Early Fed rate cut sparks market anxiety, Dollar on the defensive
The U.S. Dollar on Wednesday after an early Federal Reserve cut rates by 50 basis points, sparking anxiety within the markets about the impact of the virus.
The Fed move came as a surprise to investors as the cut came 2 weeks ahead of a regularly scheduled policy meeting. This resulted in the Greenback nearing 5-month lows against the Japanese Yen while it hovered near the lowest in 2 years against the Swiss Franc.

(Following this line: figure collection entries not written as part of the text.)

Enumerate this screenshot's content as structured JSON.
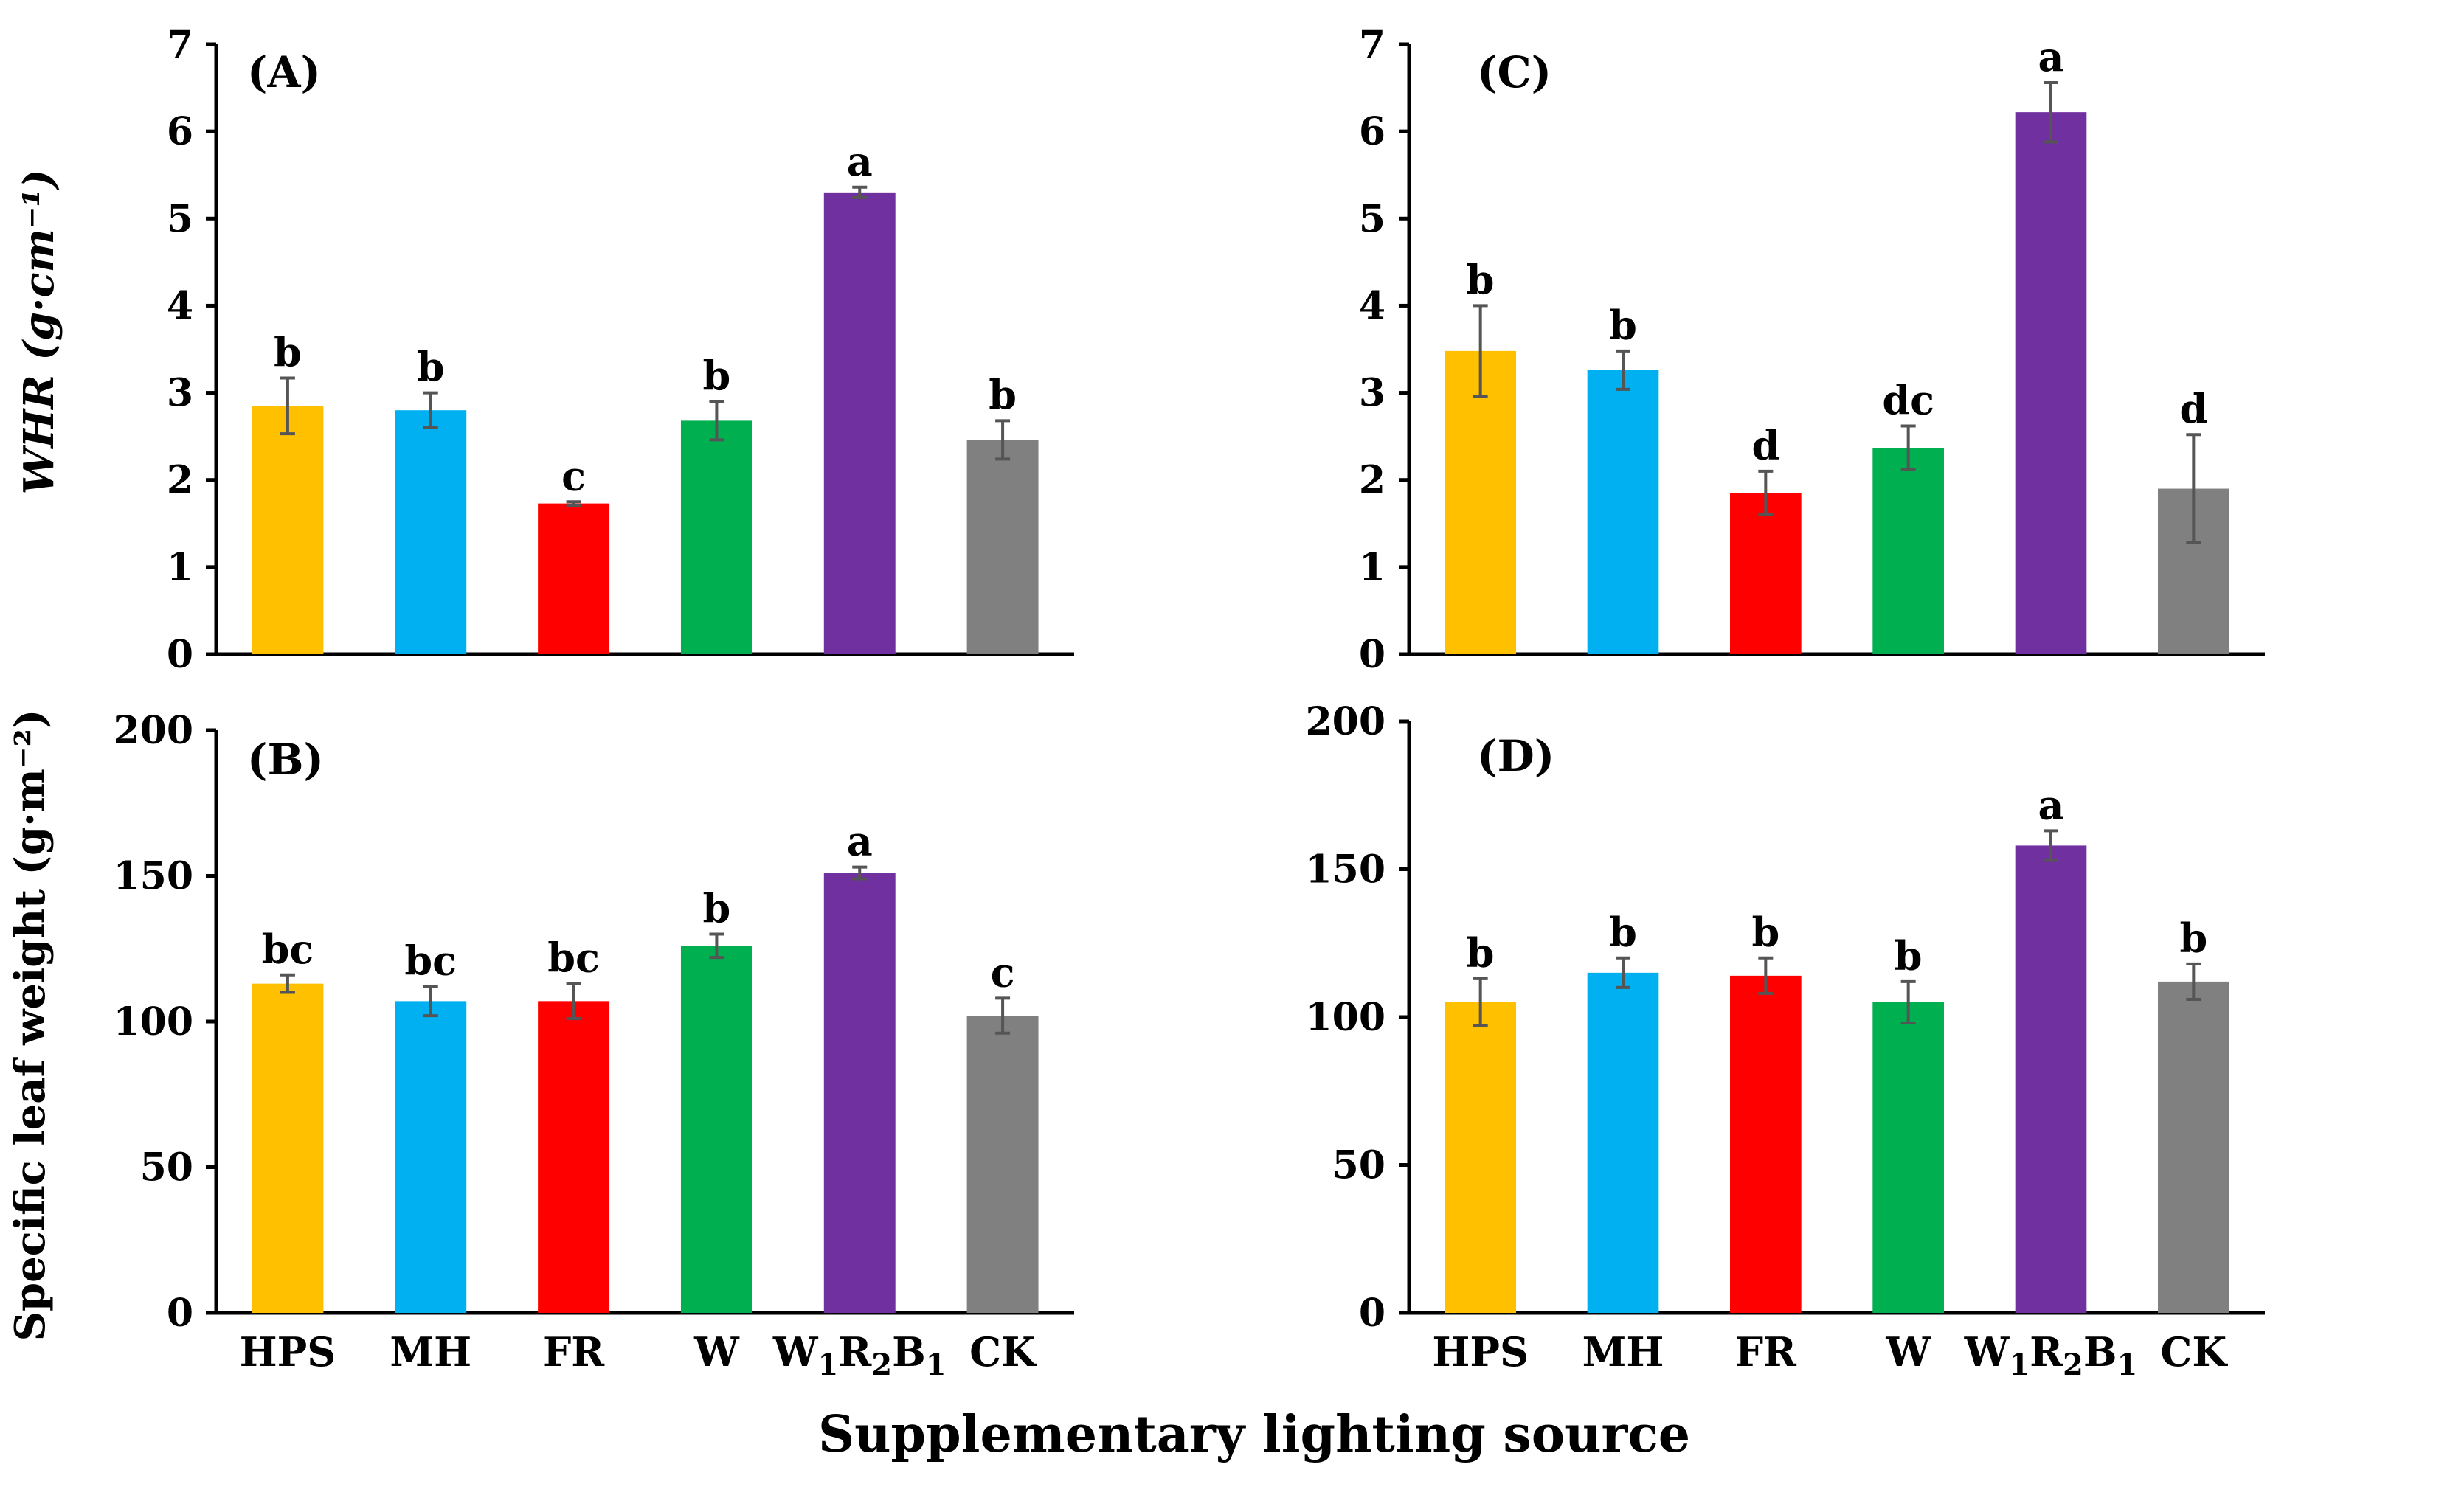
{
  "figure": {
    "xlabel": "Supplementary lighting source",
    "categories": [
      "HPS",
      "MH",
      "FR",
      "W",
      "W1R2B1",
      "CK"
    ],
    "colors": [
      "#FFC000",
      "#00B0F0",
      "#FF0000",
      "#00B050",
      "#7030A0",
      "#808080"
    ],
    "error_bar_color": "#555555"
  },
  "ylabels": {
    "top": "WHR (g·cm⁻¹)",
    "bottom": "Specific leaf weight (g·m⁻²)"
  },
  "chart_data": [
    {
      "panel": "(A)",
      "type": "bar",
      "categories": [
        "HPS",
        "MH",
        "FR",
        "W",
        "W1R2B1",
        "CK"
      ],
      "values": [
        2.85,
        2.8,
        1.73,
        2.68,
        5.3,
        2.46
      ],
      "errors": [
        0.32,
        0.2,
        0.02,
        0.22,
        0.06,
        0.22
      ],
      "letters": [
        "b",
        "b",
        "c",
        "b",
        "a",
        "b"
      ],
      "ylabel": "WHR (g·cm⁻¹)",
      "ylim": [
        0,
        7
      ],
      "yticks": [
        0,
        1,
        2,
        3,
        4,
        5,
        6,
        7
      ],
      "grid": false,
      "legend": "none"
    },
    {
      "panel": "(B)",
      "type": "bar",
      "categories": [
        "HPS",
        "MH",
        "FR",
        "W",
        "W1R2B1",
        "CK"
      ],
      "values": [
        113,
        107,
        107,
        126,
        151,
        102
      ],
      "errors": [
        3,
        5,
        6,
        4,
        2,
        6
      ],
      "letters": [
        "bc",
        "bc",
        "bc",
        "b",
        "a",
        "c"
      ],
      "ylabel": "Specific leaf weight (g·m⁻²)",
      "ylim": [
        0,
        200
      ],
      "yticks": [
        0,
        50,
        100,
        150,
        200
      ],
      "grid": false,
      "legend": "none"
    },
    {
      "panel": "(C)",
      "type": "bar",
      "categories": [
        "HPS",
        "MH",
        "FR",
        "W",
        "W1R2B1",
        "CK"
      ],
      "values": [
        3.48,
        3.26,
        1.85,
        2.37,
        6.22,
        1.9
      ],
      "errors": [
        0.52,
        0.22,
        0.25,
        0.25,
        0.34,
        0.62
      ],
      "letters": [
        "b",
        "b",
        "d",
        "dc",
        "a",
        "d"
      ],
      "ylim": [
        0,
        7
      ],
      "yticks": [
        0,
        1,
        2,
        3,
        4,
        5,
        6,
        7
      ],
      "grid": false,
      "legend": "none"
    },
    {
      "panel": "(D)",
      "type": "bar",
      "categories": [
        "HPS",
        "MH",
        "FR",
        "W",
        "W1R2B1",
        "CK"
      ],
      "values": [
        105,
        115,
        114,
        105,
        158,
        112
      ],
      "errors": [
        8,
        5,
        6,
        7,
        5,
        6
      ],
      "letters": [
        "b",
        "b",
        "b",
        "b",
        "a",
        "b"
      ],
      "ylim": [
        0,
        200
      ],
      "yticks": [
        0,
        50,
        100,
        150,
        200
      ],
      "grid": false,
      "legend": "none"
    }
  ]
}
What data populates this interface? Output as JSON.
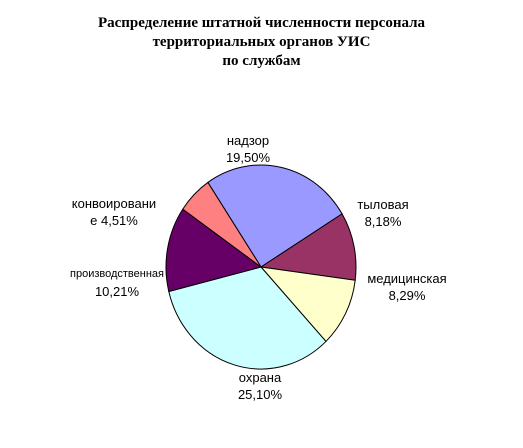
{
  "chart_data": {
    "type": "pie",
    "title": [
      "Распределение штатной численности персонала",
      "территориальных органов УИС",
      "по службам"
    ],
    "slices": [
      {
        "label": "надзор",
        "value": 19.5,
        "display": "19,50%",
        "color": "#9999ff"
      },
      {
        "label": "тыловая",
        "value": 8.18,
        "display": "8,18%",
        "color": "#993366"
      },
      {
        "label": "медицинская",
        "value": 8.29,
        "display": "8,29%",
        "color": "#ffffcc"
      },
      {
        "label": "охрана",
        "value": 25.1,
        "display": "25,10%",
        "color": "#ccffff"
      },
      {
        "label": "производственная",
        "value": 10.21,
        "display": "10,21%",
        "color": "#660066"
      },
      {
        "label": "конвоировани е",
        "value": 4.51,
        "display": "4,51%",
        "color": "#ff8080"
      }
    ],
    "label_lines": {
      "konvoy_line1": "конвоировани",
      "konvoy_line2": "е 4,51%"
    },
    "legend": "none"
  }
}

Investors have been fleeing to safe haven assets as rate cuts were seen as insubstantial to soften the economic disruption caused by the global outbreak of the novel coronavirus. Among most currencies, the Euro was one to benefit from the Dollar’s decline after investors speculated that Fed cuts would outnumber those of the European Central Bank.
Furthermore, a bleak view perceived toward G7 strengthened after a statement on Tuesday failed to specifically respond to the global economic slowdown brought about by the spread of the virus.
“The G7 and the Fed were not enough to support markets,” said Masafumi Yamamoto, chief currency strategist at Mizuho Securities in Tokyo.
“This Fed rate cut is bad for dollar/yen, partly because Treasury yields are now very low. The dollar’s weakness is reflected in the euro, because the Fed will likely ease more than the ECB.”